Rowan nodded and led the way; they fell in behind her in single file, the boy then his mother, pacing themselves so that nobody walked in step. Even the child, Wómpatuck, walked in Rowan’s footprintsbut at a different pace. It made their passing almost silent, a single track of blurred footprints. Rowan felt her heart lift that she should be walking once more, as her people walked, that she was going into the forest where she belonged—even though it was a strange forest in her enemies’ land; still she felt that she was going home.

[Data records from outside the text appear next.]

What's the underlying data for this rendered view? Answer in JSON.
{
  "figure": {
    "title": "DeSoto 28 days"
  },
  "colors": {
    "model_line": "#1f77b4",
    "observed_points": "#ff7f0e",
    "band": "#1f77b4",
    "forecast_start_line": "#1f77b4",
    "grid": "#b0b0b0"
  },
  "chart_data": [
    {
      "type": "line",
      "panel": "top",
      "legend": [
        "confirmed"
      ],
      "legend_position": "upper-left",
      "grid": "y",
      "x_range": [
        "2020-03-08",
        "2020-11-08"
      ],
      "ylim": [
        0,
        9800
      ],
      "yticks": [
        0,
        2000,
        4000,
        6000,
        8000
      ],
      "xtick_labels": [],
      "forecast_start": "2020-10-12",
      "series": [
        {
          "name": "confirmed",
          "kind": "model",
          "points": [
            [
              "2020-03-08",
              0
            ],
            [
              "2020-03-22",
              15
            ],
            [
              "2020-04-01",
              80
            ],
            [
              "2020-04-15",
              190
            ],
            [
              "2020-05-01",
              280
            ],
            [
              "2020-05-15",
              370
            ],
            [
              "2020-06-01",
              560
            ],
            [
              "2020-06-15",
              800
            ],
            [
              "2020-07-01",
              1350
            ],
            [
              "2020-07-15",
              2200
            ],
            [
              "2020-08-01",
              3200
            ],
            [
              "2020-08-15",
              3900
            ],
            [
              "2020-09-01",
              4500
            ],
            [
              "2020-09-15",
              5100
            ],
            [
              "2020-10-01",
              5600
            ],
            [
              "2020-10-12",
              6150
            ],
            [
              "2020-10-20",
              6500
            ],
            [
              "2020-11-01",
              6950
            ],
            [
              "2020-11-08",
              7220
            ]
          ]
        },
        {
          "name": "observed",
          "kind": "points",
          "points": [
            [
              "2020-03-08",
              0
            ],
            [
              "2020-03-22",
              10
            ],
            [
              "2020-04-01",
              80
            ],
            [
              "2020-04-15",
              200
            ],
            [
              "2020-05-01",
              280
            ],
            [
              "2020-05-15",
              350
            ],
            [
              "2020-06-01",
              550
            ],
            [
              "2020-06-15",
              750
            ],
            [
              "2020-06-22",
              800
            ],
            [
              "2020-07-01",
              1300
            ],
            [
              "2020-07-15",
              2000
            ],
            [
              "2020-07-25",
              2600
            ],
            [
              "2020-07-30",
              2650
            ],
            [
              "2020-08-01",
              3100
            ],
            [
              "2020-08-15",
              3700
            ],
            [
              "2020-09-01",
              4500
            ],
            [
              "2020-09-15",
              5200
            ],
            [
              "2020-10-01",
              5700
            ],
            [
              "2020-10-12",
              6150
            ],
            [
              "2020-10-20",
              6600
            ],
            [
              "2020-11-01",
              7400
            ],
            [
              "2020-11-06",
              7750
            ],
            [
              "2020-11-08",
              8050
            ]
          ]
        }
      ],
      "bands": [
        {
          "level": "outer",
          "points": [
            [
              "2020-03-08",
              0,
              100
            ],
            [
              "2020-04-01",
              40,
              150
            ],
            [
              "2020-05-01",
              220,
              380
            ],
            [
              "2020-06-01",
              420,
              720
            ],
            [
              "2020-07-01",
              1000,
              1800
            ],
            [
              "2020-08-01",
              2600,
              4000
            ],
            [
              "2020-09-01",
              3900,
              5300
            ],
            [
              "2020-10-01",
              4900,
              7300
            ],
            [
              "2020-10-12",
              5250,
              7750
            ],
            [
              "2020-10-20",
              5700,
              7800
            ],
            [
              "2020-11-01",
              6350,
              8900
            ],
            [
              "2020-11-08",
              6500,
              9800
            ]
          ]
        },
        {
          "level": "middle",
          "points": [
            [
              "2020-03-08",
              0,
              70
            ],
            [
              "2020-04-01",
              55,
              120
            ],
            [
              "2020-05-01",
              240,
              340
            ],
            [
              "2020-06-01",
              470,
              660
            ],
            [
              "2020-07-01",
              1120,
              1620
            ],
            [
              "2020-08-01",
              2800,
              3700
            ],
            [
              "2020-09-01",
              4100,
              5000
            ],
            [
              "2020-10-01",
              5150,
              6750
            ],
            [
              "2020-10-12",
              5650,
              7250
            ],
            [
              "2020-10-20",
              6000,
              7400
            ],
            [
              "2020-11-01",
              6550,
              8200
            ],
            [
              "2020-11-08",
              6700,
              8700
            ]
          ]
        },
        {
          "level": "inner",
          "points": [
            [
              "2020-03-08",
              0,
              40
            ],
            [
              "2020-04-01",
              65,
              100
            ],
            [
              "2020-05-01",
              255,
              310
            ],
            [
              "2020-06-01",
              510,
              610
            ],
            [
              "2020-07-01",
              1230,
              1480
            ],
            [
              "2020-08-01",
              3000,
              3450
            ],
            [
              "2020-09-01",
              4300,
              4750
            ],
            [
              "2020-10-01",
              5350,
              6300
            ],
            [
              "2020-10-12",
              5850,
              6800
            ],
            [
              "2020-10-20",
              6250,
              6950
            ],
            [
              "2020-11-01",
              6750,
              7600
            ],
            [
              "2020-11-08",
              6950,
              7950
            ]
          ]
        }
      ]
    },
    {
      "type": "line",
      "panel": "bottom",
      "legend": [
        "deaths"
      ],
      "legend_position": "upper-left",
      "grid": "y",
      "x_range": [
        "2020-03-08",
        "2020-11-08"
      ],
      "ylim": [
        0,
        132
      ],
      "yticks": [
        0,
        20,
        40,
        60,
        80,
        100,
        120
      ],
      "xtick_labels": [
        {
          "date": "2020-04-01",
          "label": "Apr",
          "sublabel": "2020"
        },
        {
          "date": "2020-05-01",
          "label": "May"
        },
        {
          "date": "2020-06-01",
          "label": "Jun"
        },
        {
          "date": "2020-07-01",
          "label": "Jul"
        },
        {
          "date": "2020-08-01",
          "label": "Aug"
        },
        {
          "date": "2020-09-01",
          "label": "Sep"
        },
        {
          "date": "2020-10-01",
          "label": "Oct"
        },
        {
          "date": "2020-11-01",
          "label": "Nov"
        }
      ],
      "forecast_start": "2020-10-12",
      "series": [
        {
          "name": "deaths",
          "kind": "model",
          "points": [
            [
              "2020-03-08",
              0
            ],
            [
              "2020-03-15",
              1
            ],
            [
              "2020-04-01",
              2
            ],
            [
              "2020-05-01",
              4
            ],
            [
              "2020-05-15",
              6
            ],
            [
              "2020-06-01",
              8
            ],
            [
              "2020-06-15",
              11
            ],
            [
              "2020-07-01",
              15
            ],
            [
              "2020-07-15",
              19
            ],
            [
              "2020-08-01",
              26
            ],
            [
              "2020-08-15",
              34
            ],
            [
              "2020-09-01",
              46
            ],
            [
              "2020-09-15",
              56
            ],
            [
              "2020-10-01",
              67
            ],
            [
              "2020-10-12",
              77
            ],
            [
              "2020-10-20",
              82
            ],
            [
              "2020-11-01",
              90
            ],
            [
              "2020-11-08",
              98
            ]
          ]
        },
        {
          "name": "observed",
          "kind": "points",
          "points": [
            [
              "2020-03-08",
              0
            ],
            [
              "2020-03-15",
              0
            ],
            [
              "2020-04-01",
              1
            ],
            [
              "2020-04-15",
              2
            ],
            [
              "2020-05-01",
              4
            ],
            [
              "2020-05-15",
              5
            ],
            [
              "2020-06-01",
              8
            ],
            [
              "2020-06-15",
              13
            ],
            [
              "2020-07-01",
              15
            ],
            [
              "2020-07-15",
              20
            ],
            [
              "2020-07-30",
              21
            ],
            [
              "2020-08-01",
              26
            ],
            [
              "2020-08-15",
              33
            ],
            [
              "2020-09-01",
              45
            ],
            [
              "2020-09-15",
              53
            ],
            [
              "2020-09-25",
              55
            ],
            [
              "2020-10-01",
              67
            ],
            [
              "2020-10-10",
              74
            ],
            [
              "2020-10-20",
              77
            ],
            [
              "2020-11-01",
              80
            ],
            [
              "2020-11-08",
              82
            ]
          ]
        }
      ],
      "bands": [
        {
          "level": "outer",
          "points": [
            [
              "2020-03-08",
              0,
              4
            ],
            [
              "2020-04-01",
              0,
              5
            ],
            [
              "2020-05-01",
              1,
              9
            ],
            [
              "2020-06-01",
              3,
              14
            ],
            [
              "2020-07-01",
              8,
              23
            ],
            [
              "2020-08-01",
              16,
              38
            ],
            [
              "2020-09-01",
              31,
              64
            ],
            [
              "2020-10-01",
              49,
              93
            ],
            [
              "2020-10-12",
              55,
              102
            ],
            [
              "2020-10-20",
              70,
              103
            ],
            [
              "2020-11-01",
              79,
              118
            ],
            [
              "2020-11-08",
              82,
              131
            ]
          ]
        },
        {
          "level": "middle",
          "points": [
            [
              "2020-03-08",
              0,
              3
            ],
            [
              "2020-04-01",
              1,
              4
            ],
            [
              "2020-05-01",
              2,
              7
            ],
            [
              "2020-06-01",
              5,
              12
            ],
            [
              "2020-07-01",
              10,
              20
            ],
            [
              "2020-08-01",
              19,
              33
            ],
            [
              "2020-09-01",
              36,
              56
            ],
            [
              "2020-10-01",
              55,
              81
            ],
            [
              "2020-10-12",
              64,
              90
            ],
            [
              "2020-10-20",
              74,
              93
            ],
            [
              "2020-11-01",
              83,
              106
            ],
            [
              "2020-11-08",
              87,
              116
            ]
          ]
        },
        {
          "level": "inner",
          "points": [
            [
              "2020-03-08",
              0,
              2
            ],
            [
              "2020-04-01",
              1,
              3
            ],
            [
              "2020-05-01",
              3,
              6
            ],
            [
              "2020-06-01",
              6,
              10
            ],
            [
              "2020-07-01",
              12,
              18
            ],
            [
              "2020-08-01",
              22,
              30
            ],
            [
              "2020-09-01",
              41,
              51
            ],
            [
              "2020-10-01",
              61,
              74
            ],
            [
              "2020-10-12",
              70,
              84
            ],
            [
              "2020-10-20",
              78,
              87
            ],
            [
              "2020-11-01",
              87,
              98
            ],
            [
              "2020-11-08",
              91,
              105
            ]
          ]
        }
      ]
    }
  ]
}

FOULMIRE, SUSSEX, AUTUMN 1686
Julia Reekie was not impressed by the bumpy road from Chichester to Sealsea Island, and she was horrified by the Sealsea ferry. The tide was in, and the Broad Rife filled with swirling brown water as the water draining from the harbors was pushed back inland by the incoming tides from both sides of the island.
“This was my uncle Ned’s house and ferry,” Rob said, amused by her dismay. “And his father’s before him.”
“Surely it isn’t safe?”
“Safe enough. They’ll take the horses out of their traces and take them over first, then they’ll take the carriage. It’s no worse than the Lambeth ferry. You can sit in the carriage, you’ll hardly know it’s on the water. It’s all over in minutes.”
“Can’t we go round?”
“It’s an island. You have to cross the water to get on it.”
“There should be a bridge.”
“So everyone has said since the Saxons. I did warn you, my dear.”
“But how was I to know!” She looked despairingly at him. “It’s not safe for Hester.”
“It’s perfectly safe for us all,” he ruled. To Hester, he said: “Come and watch them loading the horses on the ferry, and I will show you the harbor.”
Hester glanced at her mother for permission and climbed down the steps. Rob tucked her hand under his arm and led her around the carriage and showed her the track to the tide mill, the bell to call the ferryman, the ferryman coming to load them, hauling the ferry hand over hand on the overhead rope across the rife, and his little house on the far side. “That was where my uncle Ned lived,” he told her.
“And where was your mama’s house? My grandmother’s home?”
He gestured farther down the bank of the Broad Rife. “Down there, tumbled down, I think.”
“Poor Papa,” she said sympathetically.
He laughed. “Yes, I was poor, but very carefree.”